Background
His father was a parochial school teacher and organist and he received his general education at the Lutheran School in Riga.
His father was a parochial school teacher and organist and he received his general education at the Lutheran School in Riga.
His name is rendered in a confusing variety of ways, too numerous to list here. In 1850, he went to Saint St. Petersburg to study drafting and lithography. While there, he began taking evening classes at the Imperial Academy of Arts and was admitted as a full student two years later.

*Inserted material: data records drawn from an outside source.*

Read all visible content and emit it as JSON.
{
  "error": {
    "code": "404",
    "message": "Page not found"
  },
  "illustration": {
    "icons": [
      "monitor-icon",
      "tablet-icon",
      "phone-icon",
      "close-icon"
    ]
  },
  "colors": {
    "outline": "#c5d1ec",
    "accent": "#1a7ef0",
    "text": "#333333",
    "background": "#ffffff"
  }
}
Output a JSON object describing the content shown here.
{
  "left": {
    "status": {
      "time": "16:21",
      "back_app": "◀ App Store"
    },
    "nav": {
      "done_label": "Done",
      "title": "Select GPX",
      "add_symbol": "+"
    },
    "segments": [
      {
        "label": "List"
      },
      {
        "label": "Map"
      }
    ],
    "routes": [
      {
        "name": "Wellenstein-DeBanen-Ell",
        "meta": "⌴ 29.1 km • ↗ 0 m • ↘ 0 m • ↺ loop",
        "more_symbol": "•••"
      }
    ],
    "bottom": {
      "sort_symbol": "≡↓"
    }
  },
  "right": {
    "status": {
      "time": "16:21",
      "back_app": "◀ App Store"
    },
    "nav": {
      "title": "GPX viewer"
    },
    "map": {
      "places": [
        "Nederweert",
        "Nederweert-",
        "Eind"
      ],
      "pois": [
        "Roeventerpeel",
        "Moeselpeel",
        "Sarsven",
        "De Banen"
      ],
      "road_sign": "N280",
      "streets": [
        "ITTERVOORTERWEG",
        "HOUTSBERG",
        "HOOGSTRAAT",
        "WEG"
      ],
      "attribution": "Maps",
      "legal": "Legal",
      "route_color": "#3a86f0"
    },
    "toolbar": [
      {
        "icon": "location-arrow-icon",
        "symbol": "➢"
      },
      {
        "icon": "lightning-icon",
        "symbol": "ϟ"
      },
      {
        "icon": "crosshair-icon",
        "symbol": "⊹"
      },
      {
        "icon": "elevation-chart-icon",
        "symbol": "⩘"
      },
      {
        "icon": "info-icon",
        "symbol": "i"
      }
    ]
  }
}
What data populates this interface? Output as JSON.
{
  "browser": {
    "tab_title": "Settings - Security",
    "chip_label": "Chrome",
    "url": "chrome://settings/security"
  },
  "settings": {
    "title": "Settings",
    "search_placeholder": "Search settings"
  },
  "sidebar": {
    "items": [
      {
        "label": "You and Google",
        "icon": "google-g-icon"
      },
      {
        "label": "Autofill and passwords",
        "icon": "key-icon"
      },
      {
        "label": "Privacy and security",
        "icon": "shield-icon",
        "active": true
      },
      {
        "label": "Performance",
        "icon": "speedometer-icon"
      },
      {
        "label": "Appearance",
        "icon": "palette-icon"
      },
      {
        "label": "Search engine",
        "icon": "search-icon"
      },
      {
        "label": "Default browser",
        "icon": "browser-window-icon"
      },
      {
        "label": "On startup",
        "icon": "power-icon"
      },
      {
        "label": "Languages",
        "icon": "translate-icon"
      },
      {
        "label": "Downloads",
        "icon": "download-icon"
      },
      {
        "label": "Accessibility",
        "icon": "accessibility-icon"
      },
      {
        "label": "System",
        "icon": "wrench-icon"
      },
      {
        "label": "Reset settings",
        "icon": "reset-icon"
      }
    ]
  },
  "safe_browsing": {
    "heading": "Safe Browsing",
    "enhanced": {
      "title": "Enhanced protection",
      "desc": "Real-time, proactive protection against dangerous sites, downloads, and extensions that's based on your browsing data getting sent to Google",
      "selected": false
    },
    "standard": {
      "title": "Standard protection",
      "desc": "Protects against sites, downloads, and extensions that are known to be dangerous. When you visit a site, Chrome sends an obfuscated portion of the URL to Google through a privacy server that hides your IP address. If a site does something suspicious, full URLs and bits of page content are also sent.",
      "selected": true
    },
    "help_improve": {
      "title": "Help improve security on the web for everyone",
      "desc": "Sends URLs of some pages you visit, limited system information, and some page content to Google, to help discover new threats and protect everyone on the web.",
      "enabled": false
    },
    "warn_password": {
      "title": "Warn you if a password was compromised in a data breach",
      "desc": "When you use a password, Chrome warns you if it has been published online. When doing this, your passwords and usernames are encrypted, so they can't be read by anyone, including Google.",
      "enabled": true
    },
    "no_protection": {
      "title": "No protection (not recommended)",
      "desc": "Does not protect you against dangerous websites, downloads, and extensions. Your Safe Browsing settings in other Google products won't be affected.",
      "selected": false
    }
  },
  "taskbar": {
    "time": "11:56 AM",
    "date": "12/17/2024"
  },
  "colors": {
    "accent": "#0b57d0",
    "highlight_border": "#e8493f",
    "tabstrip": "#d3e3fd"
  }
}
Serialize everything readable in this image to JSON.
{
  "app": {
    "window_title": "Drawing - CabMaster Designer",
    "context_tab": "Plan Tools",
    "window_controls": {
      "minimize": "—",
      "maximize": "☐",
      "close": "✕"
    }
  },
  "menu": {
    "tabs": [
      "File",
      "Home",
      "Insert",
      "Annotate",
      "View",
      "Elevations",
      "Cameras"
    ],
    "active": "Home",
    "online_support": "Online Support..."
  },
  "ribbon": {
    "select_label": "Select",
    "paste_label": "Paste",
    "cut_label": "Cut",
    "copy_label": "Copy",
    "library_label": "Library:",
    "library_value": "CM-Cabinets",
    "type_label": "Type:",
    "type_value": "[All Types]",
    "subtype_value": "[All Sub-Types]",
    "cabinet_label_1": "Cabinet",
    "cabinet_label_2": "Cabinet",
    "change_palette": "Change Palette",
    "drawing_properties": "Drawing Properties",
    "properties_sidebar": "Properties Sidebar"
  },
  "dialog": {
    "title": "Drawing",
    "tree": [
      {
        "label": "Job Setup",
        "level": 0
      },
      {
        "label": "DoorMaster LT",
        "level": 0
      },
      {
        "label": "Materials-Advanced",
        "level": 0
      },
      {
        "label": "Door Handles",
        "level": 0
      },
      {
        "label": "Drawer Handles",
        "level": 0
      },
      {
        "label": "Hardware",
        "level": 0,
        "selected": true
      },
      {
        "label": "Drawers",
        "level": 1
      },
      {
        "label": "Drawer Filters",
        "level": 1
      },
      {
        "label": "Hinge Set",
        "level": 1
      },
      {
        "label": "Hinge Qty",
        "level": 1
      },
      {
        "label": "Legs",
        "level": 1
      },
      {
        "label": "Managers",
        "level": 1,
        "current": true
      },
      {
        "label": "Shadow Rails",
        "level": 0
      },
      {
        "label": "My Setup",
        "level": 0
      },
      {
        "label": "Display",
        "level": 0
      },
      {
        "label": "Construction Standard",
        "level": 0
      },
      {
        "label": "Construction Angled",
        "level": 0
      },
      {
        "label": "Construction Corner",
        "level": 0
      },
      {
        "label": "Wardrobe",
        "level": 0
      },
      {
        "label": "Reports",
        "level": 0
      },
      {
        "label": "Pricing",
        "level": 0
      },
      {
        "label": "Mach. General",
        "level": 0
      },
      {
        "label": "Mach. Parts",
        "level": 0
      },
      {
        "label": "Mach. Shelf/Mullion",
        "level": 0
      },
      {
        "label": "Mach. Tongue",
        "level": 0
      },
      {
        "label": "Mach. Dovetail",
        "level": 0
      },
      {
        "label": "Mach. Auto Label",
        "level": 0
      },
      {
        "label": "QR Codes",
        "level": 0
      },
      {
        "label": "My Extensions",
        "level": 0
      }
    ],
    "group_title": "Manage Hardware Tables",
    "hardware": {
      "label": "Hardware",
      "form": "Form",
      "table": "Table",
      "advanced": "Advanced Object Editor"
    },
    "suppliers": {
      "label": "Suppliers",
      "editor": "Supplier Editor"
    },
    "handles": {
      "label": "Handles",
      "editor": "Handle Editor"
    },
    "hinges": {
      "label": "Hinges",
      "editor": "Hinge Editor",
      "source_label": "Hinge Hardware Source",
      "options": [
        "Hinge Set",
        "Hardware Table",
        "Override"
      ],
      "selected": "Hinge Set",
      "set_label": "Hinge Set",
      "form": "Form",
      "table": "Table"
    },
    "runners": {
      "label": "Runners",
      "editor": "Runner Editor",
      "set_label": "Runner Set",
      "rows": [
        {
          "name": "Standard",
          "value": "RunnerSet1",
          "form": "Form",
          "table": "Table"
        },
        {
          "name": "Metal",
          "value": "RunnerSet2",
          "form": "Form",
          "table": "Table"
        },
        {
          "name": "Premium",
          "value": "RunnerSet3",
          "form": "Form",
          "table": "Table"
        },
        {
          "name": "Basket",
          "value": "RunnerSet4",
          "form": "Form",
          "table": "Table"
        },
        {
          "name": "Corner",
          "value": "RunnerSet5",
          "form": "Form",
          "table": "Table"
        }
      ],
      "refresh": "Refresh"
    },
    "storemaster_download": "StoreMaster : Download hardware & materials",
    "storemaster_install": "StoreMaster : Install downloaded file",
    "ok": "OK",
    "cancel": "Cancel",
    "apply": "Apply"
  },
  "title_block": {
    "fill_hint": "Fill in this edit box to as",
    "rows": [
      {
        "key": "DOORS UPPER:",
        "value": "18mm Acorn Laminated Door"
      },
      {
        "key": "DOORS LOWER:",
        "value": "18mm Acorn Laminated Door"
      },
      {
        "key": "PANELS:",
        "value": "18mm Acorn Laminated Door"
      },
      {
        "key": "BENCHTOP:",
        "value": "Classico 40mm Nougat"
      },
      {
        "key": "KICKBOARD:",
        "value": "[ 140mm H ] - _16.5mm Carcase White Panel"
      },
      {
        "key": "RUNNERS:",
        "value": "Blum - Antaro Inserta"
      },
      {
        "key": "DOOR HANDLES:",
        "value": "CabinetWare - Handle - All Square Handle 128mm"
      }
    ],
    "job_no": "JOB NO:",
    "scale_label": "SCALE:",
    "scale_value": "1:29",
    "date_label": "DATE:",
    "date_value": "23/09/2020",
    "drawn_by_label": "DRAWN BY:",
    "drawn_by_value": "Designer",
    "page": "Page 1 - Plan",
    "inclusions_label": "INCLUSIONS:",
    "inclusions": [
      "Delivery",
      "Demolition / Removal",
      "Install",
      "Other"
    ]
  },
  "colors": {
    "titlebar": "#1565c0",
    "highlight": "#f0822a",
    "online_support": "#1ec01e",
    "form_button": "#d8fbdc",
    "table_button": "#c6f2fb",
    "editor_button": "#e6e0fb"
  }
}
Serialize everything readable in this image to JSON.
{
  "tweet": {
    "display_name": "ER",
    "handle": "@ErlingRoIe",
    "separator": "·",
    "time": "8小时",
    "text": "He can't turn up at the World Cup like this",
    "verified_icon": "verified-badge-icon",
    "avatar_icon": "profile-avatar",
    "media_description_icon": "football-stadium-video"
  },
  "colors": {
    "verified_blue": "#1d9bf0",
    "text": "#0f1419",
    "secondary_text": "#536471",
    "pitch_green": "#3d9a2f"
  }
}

His primary instructor was Pyotr Basin.
He soon began creating icons in the local churches (notably, the Cathedral of the Intercession in Yelabuga), as well as creating sketches of folk life on behalf of the Russian Geographical Society. In 1863, he was awarded a fellowship that allowed him to travel in Germany, although he eventually settled in Paris and exhibited at the Salon in 1868.
Upon his return to Saint St. Petersburg in 1872, he was named an Academician and later elevated to a professorship. Over the next few years, he finished work started in Paris and focused on paintings of a religious nature.
Unfortunately, that same year, he began displaying symptoms of tuberculosis.
On the advice of his doctors, he sought out climates with fresher, healthier air than Saint St. Petersburg, but the disease progressed and, after living in several locations, he died in Switzerland, aged only forty-five.
He was also a member of the "Society of Travelling Art Exhibitions" (Peredvizhniki).